Morgan in captivity at Loro Parque, Tenerife, Spain - © Ingrid Visser/Free Morgan Foundation
Lawyers and activists are preparing for next week’s (November 1) hearing in Amsterdam over the case of Morgan, the killer whale. Morgan was captured in June 2010 in the Wadden Sea under a rehabilitation and release permit. She was found separated from her family, underweight, and suffering from dehydration. Dolfinarium Harderwijk – a Dutch marine mammal theme park – helped Morgan regain strength and then promptly undermined and ignored the rehabilitation and release permit by putting her on display and giving experts select information so they would agree that she could not be released back into the wild.
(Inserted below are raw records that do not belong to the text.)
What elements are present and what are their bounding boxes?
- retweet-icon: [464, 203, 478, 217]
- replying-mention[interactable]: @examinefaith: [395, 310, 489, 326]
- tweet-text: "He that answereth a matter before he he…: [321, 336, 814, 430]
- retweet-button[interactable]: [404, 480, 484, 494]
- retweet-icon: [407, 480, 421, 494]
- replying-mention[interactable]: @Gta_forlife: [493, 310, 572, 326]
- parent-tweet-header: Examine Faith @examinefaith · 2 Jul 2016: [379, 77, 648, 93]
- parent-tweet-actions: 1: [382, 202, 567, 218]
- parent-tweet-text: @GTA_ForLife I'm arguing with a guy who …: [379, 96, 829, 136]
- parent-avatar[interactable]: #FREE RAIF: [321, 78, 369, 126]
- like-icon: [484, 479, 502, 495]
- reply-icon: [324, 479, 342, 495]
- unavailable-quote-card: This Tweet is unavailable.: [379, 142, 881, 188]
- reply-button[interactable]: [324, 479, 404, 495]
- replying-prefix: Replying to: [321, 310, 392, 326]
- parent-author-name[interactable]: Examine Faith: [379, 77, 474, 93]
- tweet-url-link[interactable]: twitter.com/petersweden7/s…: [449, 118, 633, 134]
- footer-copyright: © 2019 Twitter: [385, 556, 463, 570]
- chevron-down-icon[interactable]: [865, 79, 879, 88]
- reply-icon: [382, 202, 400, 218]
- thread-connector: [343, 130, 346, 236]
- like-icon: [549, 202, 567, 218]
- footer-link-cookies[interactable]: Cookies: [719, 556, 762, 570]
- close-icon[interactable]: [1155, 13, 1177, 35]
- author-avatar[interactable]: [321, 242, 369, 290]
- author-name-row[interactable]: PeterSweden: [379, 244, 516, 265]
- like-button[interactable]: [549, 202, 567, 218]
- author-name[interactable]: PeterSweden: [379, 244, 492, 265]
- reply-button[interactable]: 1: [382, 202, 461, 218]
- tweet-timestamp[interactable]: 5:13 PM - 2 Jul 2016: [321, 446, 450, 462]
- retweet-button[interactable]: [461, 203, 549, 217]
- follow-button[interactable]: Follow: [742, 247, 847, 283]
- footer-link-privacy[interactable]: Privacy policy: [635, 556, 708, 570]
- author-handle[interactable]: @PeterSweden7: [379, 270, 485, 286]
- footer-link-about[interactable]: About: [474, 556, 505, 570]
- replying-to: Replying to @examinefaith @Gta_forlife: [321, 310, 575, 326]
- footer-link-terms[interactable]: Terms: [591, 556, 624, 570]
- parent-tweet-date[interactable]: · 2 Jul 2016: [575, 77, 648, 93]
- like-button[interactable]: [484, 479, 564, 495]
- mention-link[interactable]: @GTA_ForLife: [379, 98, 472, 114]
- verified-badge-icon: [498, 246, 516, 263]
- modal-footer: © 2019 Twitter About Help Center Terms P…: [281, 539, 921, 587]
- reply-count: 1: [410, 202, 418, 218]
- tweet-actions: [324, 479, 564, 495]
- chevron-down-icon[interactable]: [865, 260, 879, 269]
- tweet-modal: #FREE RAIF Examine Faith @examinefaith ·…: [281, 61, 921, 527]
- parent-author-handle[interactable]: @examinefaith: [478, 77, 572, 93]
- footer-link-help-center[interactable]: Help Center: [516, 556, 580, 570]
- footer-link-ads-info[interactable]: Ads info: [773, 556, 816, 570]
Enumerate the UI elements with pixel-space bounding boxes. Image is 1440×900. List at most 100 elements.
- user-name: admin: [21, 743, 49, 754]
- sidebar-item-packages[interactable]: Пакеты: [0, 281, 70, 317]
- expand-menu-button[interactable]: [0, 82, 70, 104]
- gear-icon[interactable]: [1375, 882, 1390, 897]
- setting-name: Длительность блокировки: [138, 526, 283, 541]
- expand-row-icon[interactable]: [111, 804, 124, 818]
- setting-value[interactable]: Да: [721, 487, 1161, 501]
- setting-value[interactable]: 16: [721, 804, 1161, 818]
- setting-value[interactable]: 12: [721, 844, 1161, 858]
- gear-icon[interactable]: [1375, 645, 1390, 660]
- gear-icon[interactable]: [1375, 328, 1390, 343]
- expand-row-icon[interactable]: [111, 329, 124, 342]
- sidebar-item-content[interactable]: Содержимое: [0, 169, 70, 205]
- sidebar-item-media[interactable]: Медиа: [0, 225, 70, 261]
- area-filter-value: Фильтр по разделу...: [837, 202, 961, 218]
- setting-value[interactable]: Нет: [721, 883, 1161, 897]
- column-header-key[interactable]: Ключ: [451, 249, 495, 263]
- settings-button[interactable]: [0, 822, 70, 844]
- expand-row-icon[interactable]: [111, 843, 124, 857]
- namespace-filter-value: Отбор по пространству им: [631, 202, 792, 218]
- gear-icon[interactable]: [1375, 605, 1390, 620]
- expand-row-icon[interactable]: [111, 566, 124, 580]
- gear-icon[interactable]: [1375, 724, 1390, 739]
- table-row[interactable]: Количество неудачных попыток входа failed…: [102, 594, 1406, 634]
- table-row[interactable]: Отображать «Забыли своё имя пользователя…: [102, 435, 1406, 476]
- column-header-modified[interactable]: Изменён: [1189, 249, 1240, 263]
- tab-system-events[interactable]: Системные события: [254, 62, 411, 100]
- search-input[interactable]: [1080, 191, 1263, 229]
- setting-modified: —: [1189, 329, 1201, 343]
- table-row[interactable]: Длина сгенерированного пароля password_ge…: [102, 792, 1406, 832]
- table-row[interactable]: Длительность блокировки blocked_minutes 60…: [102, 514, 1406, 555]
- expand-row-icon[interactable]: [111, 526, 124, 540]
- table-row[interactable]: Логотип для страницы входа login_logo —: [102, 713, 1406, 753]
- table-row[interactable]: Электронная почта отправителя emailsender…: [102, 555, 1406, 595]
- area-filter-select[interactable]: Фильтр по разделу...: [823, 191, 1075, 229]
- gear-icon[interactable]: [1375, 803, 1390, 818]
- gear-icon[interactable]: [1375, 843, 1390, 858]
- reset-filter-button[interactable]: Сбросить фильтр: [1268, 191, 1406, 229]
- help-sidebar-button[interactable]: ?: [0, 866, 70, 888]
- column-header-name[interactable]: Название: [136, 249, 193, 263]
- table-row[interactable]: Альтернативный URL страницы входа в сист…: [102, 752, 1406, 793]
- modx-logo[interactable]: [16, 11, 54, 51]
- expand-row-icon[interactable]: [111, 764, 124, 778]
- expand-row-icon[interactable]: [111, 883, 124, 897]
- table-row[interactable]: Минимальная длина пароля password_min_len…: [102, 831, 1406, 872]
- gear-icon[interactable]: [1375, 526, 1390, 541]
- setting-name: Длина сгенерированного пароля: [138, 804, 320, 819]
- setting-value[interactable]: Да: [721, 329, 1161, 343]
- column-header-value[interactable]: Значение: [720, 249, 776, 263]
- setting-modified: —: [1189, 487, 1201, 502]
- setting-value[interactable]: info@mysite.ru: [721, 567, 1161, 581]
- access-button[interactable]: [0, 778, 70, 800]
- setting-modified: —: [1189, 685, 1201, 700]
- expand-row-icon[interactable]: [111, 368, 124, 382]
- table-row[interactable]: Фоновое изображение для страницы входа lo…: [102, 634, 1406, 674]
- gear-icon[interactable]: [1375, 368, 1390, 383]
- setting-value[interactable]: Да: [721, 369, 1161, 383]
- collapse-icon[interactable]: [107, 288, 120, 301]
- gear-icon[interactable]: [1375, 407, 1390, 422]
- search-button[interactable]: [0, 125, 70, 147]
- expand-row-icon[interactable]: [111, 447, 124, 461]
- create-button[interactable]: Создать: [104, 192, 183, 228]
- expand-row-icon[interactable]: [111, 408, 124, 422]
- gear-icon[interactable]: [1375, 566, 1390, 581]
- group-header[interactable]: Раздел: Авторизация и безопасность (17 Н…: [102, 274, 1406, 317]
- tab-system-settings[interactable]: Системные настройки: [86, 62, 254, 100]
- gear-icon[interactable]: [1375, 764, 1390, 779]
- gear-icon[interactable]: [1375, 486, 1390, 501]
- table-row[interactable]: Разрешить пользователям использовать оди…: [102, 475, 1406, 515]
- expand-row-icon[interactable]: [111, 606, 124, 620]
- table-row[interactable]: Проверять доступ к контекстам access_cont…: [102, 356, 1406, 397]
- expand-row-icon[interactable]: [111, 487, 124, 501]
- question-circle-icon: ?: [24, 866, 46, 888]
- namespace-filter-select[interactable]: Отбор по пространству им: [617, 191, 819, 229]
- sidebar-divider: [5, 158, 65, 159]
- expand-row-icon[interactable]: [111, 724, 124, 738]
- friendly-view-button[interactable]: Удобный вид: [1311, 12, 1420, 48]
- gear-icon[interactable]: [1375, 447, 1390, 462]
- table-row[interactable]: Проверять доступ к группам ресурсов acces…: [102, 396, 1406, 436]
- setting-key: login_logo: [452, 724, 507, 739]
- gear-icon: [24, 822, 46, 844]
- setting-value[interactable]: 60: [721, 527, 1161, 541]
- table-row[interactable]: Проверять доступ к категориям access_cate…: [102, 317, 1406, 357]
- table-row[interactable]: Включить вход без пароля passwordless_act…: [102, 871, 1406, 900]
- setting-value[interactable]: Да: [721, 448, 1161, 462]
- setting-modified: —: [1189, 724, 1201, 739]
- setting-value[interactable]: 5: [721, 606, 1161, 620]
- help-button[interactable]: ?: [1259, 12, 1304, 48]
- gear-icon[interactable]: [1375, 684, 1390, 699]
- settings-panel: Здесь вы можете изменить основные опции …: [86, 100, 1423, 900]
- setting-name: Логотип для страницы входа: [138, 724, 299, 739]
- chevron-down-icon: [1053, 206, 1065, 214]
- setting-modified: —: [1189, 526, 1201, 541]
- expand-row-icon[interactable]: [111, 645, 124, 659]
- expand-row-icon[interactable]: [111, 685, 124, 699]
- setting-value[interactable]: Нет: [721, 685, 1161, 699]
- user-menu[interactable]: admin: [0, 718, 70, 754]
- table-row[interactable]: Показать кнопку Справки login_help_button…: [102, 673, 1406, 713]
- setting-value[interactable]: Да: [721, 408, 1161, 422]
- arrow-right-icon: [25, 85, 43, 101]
The majority of killer whale experts changed their opinions after getting all the facts. Most importantly, that Morgan’s likely family has been identified (the Norwegian killer whale stock) and that a credible and funded Rehabilitation and Release Plan was developed by the Free Morgan Foundation, which was formed to get Morgan back to her family in Norway. Nonetheless, despite challenges in court, less than a year and a half after Morgan was captured, she was transferred to Loro Parque – a massive amusement park in the Canary Islands. According to the Free Morgan Foundation, Morgan is bullied, attached, and harassed by the other killer whales in captivity at Loro Parque.
NRDC sent a letter of support to Jean-Michel Cousteau – a Free Morgan Foundation Expert Board Member – highlighting the failure of the permitting agencies and the courts to properly assess and weigh the conservation benefits to the Norwegian killer whale population from Morgan’s potential rehabilitation to the wild. Uncertainties about the long-term status of the Norwegian killer whale population and the status of their prey species (North Atlantic spring-spawning herring) should have been thoroughly examined. While rehabilitation would certainly be the best for Morgan individually, it would also benefit a species that faces threats from acoustic pollution, chemical pollution, overfishing of their food sources, and uncertainties related to climate change.